A diagnosis of SZ can be made according to the criteria reported in the Diagnostic and Statistical Manual of Mental Disorders, Fourth Edition, Text Revision, American Psychiatric Association, 2000 (referred to herein as DSM-IV) as follows:

Diagnostic Criteria for SZ—All six criteria must be met for a diagnosis of SZ.

A. Characteristic symptoms: Two (or more) of the following, each present for a significant portion of time during a one month period (or less if successfully treated):

(1) delusions; (2) hallucinations; (3) disorganized speech (e.g., frequent derailment or incoherence); (4) grossly disorganized or catatonic behavior; (5) negative symptoms, e.g., affective flattening, alogia, or avolition.

Only one criterion A symptom is required if delusions are bizarre or hallucinations consist of a voice keeping up a running commentary on the person\'s behavior or thoughts, or two or more voices conversing with each other.

B. Social/occupational dysfunction: For a significant portion of the time since the onset of the disturbance, one or more major areas of functioning such as work, interpersonal relations, or self-care are markedly below the level achieved prior to the onset (or when the onset is in childhood or adolescence, failure to achieve expected level of interpersonal, academic, or occupational achievement).

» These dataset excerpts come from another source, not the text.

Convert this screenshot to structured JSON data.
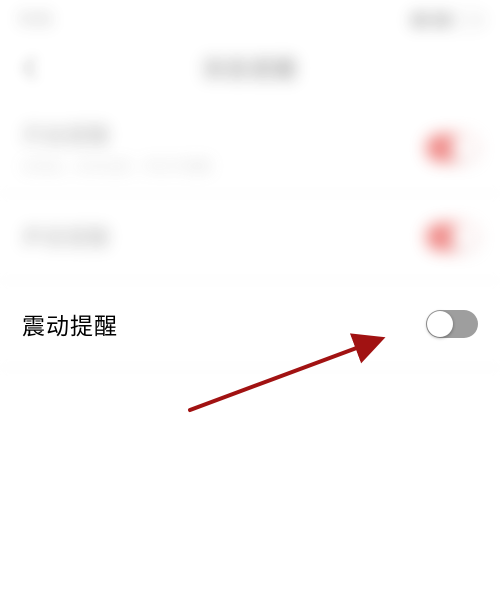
{
  "statusbar": {
    "time": "9:41"
  },
  "nav": {
    "title": "消息提醒"
  },
  "rows": [
    {
      "title": "开启提醒",
      "subtitle": "关闭后，任何全部、评论不提醒",
      "state": "on"
    },
    {
      "title": "声音提醒",
      "subtitle": "",
      "state": "on"
    },
    {
      "title": "震动提醒",
      "subtitle": "",
      "state": "off"
    }
  ]
}
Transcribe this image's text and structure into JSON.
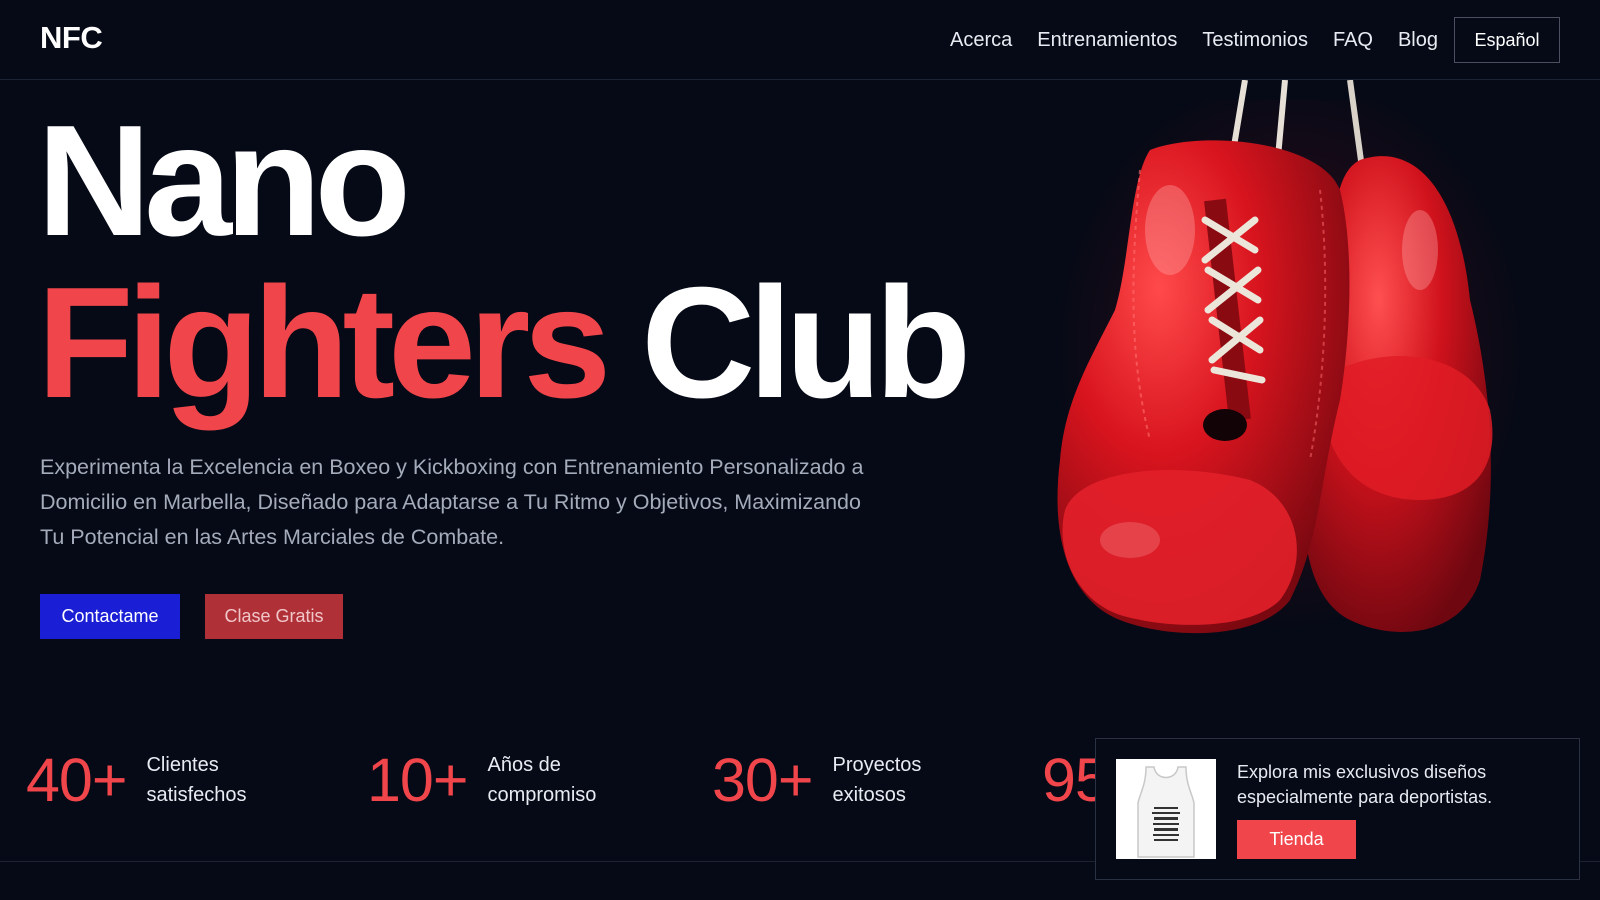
{
  "header": {
    "logo": "NFC",
    "nav": [
      "Acerca",
      "Entrenamientos",
      "Testimonios",
      "FAQ",
      "Blog"
    ],
    "language_label": "Español"
  },
  "hero": {
    "title_line1": "Nano",
    "title_line2_accent": "Fighters",
    "title_line2_rest": "Club",
    "subtitle": "Experimenta la Excelencia en Boxeo y Kickboxing con Entrenamiento Personalizado a Domicilio en Marbella, Diseñado para Adaptarse a Tu Ritmo y Objetivos, Maximizando Tu Potencial en las Artes Marciales de Combate.",
    "primary_button": "Contactame",
    "secondary_button": "Clase Gratis",
    "image_icon": "boxing-gloves-image"
  },
  "stats": [
    {
      "value": "40+",
      "label": "Clientes satisfechos"
    },
    {
      "value": "10+",
      "label": "Años de compromiso"
    },
    {
      "value": "30+",
      "label": "Proyectos exitosos"
    },
    {
      "value": "95"
    }
  ],
  "promo": {
    "text": "Explora mis exclusivos diseños especialmente para deportistas.",
    "button": "Tienda",
    "image_icon": "tank-top-image"
  },
  "colors": {
    "background": "#050a16",
    "accent_red": "#f0454a",
    "primary_blue": "#1a1fd6",
    "secondary_red": "#b03038"
  }
}
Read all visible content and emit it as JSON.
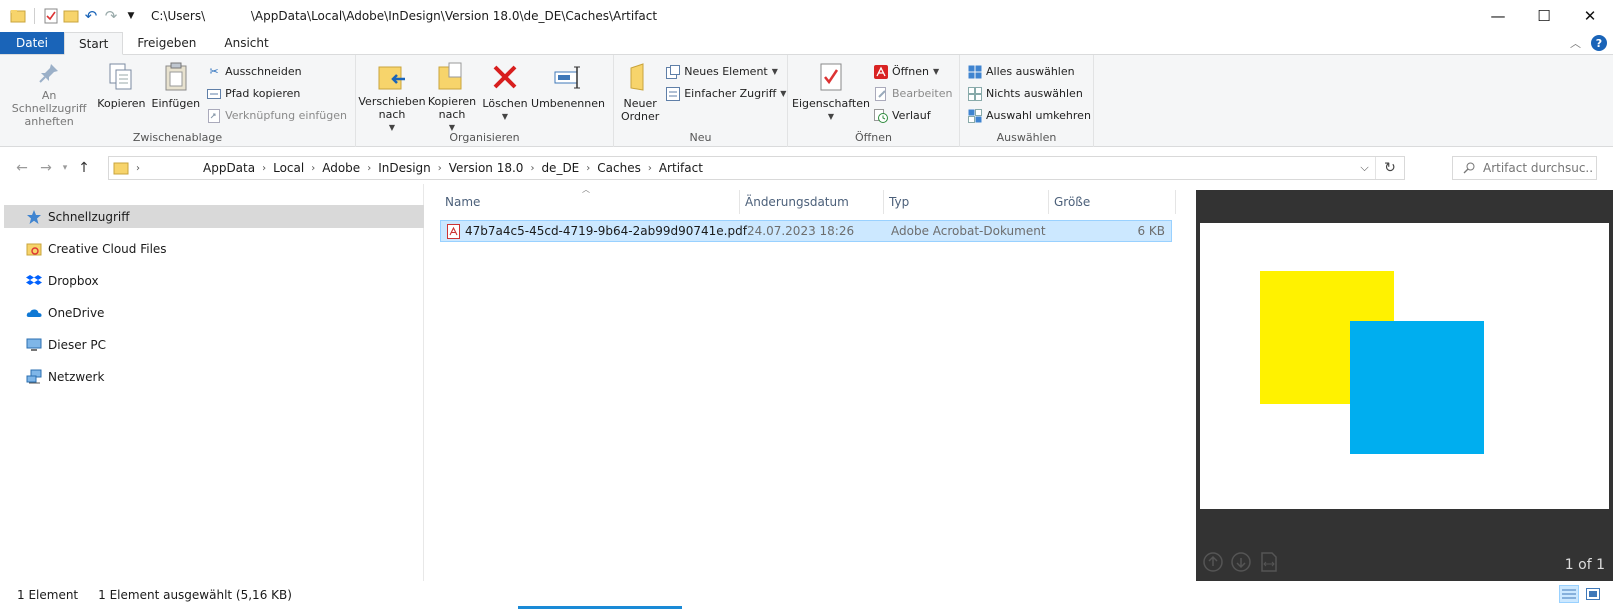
{
  "window": {
    "title_path": "C:\\Users\\            \\AppData\\Local\\Adobe\\InDesign\\Version 18.0\\de_DE\\Caches\\Artifact",
    "minimize": "—",
    "maximize": "☐",
    "close": "✕"
  },
  "tabs": {
    "file": "Datei",
    "start": "Start",
    "share": "Freigeben",
    "view": "Ansicht"
  },
  "ribbon": {
    "clipboard": {
      "label": "Zwischenablage",
      "pin": "An Schnellzugriff anheften",
      "copy": "Kopieren",
      "paste": "Einfügen",
      "cut": "Ausschneiden",
      "copy_path": "Pfad kopieren",
      "paste_shortcut": "Verknüpfung einfügen"
    },
    "organize": {
      "label": "Organisieren",
      "move_to": "Verschieben nach",
      "copy_to": "Kopieren nach",
      "delete": "Löschen",
      "rename": "Umbenennen"
    },
    "new": {
      "label": "Neu",
      "new_folder": "Neuer Ordner",
      "new_item": "Neues Element",
      "easy_access": "Einfacher Zugriff"
    },
    "open": {
      "label": "Öffnen",
      "properties": "Eigenschaften",
      "open": "Öffnen",
      "edit": "Bearbeiten",
      "history": "Verlauf"
    },
    "select": {
      "label": "Auswählen",
      "select_all": "Alles auswählen",
      "select_none": "Nichts auswählen",
      "invert": "Auswahl umkehren"
    }
  },
  "address": {
    "crumbs": [
      "AppData",
      "Local",
      "Adobe",
      "InDesign",
      "Version 18.0",
      "de_DE",
      "Caches",
      "Artifact"
    ],
    "search_placeholder": "Artifact durchsuc..."
  },
  "nav": {
    "items": [
      {
        "label": "Schnellzugriff",
        "icon": "star-icon"
      },
      {
        "label": "Creative Cloud Files",
        "icon": "creative-cloud-folder-icon"
      },
      {
        "label": "Dropbox",
        "icon": "dropbox-icon"
      },
      {
        "label": "OneDrive",
        "icon": "onedrive-cloud-icon"
      },
      {
        "label": "Dieser PC",
        "icon": "computer-icon"
      },
      {
        "label": "Netzwerk",
        "icon": "network-icon"
      }
    ]
  },
  "filelist": {
    "columns": {
      "name": "Name",
      "date": "Änderungsdatum",
      "type": "Typ",
      "size": "Größe"
    },
    "rows": [
      {
        "name": "47b7a4c5-45cd-4719-9b64-2ab99d90741e.pdf",
        "date": "24.07.2023 18:26",
        "type": "Adobe Acrobat-Dokument",
        "size": "6 KB"
      }
    ]
  },
  "preview": {
    "page_count": "1 of 1",
    "colors": {
      "yellow": "#fff200",
      "blue": "#00aeef"
    }
  },
  "status": {
    "count": "1 Element",
    "selected": "1 Element ausgewählt (5,16 KB)"
  }
}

C. Duration: Continuous signs of the disturbance persist for at least 6 months. This 6-month period must include at least 1 month of symptoms (or less if successfully treated) that meet Criterion A (i.e., active-phase symptoms) and may include periods of prodromal or residual symptoms. During these prodromal or residual periods, the signs of the disturbance may be manifested by only negative symptoms or two or more symptoms listed in Criterion A present in an attenuated form (e.g., odd beliefs, unusual perceptual experiences).

D. Schizoaffective and Mood Disorder Exclusion: Schizoaffective Disorder and Mood Disorder With Psychotic Features have been ruled out because either (1) no major depressive, manic, or mixed episodes have occurred concurrently with the active-phase symptoms; or (2) if mood episodes have occurred during active-phase symptoms, their total duration has been brief relative to the duration of the active and residual periods.

E. Substance/General Medical Condition Exclusion: The disturbance is not due to the direct physiological effects of a substance (e.g., a drug of abuse, a medication) or a general medical condition.

F. Relationship to a Pervasive Developmental Disorder: If the patient has a history of Autistic Disorder or another Pervasive Developmental Disorder, the additional diagnosis of SZ is made only if prominent delusions or hallucinations are also present for at least a month (or less if successfully treated).

B. Schizoaffective Disorder (SD)

SD is characterized by the presence of affective (depressive or manic) symptoms and schizophrenic symptoms within the same, uninterrupted episode of illness.

The DSM-IV Criteria for a diagnosis of schizoaffective disorder is as follows:

An uninterrupted period of illness during which, at some time, there is either (1) a Major Depressive Episode (which must include depressed mood), (2) a Manic Episode, or (3) a Mixed Episode, concurrent with symptoms that meet (4) Criterion A for SZ, above.

A. Criteria for Major Depressive Episode

At least five of the following symptoms must be present during the same 2-week period and represent a change from previous functioning; at least one of the symptoms is either (1) depressed mood or (2) loss of interest or pleasure.

(1) depressed mood most of the day, nearly every day, as indicated by either subjective report (e.g., feels sad or empty) or observation made by others (e.g., appears tearful). In children and adolescents, this can be an irritable mood.

(2) markedly diminished interest or pleasure in all, or almost all, activities most of the day, nearly every day (as indicated by either subjective account or observation made by others)

(3) significant weight loss when not dieting or weight gain (e.g., a change of more than 5% of body weight in a month), or decrease or increase in appetite nearly every day. (In children, failure to make expected weight gains is considered).

(4) insomnia or hypersomnia nearly every day

(5) psychomotor agitation or retardation nearly every day (observable by others, not merely subjective feelings of restlessness or being slowed down)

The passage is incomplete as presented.